Abstract: Uncontrolled growth of cancer cells can be related to dysfunctional cell cycle control, including entry into S-phase, initiating cell division. Cyclin CCND3 and CCNE1 along with CDK2 and CDK6 regulate this checkpoint, and genetic changes, detectable by fluorescence in situ hybridization, are hypothesized to increase the aggressiveness of breast cancer, thereby influencing patient survival. Genomic change was investigated in 106 primary breast cancer samples, where the combined gene copy number changes in one of these four cell cycle regulatory factors was observed in 22% of the 98 tumors of successful analysis, distributed with 15 deletions and 7 amplifications.
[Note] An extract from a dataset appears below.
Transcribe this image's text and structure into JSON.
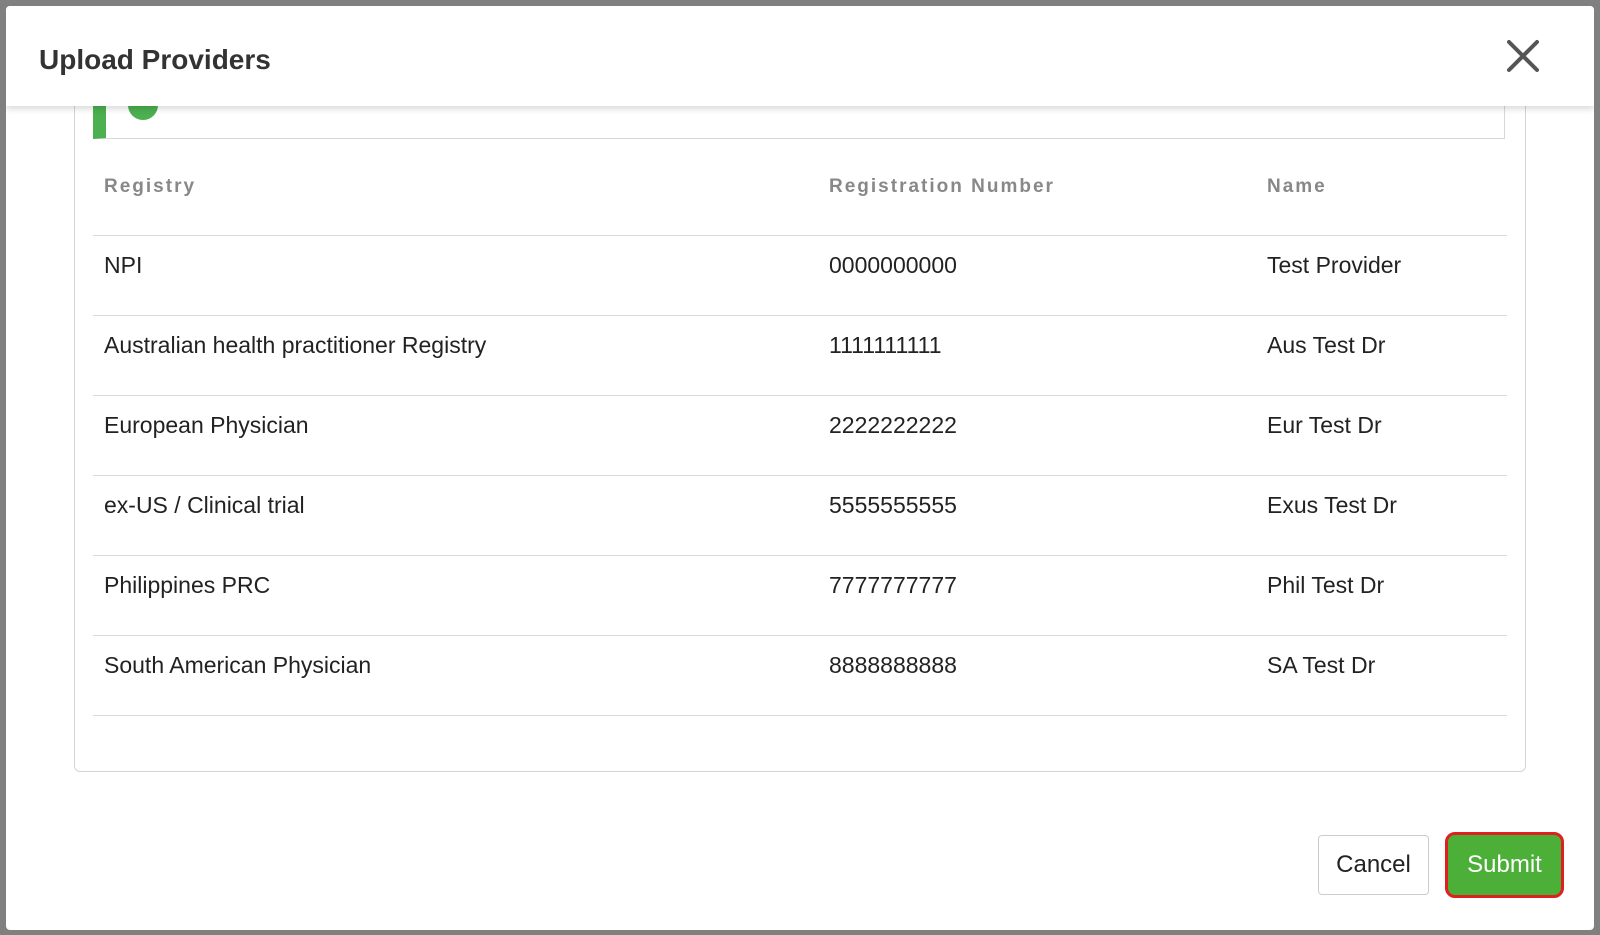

A trend towards decreased survival was observed with the aberrations, suggesting a prognostic potential of this set of markers, which was supported by an association with tumor grade. For validation of the new set of FISH probes for the G1/S-phase cell cycle factors, two additional markers, frequently amplified in breast cancers, were included in this study: The G1/S phase control gene CCND1 and the proliferation marker MYC. Both markers were amplified in 14% and deleted in 5% of the cases. This is the first report of genomic deletions of MYC in breast cancer.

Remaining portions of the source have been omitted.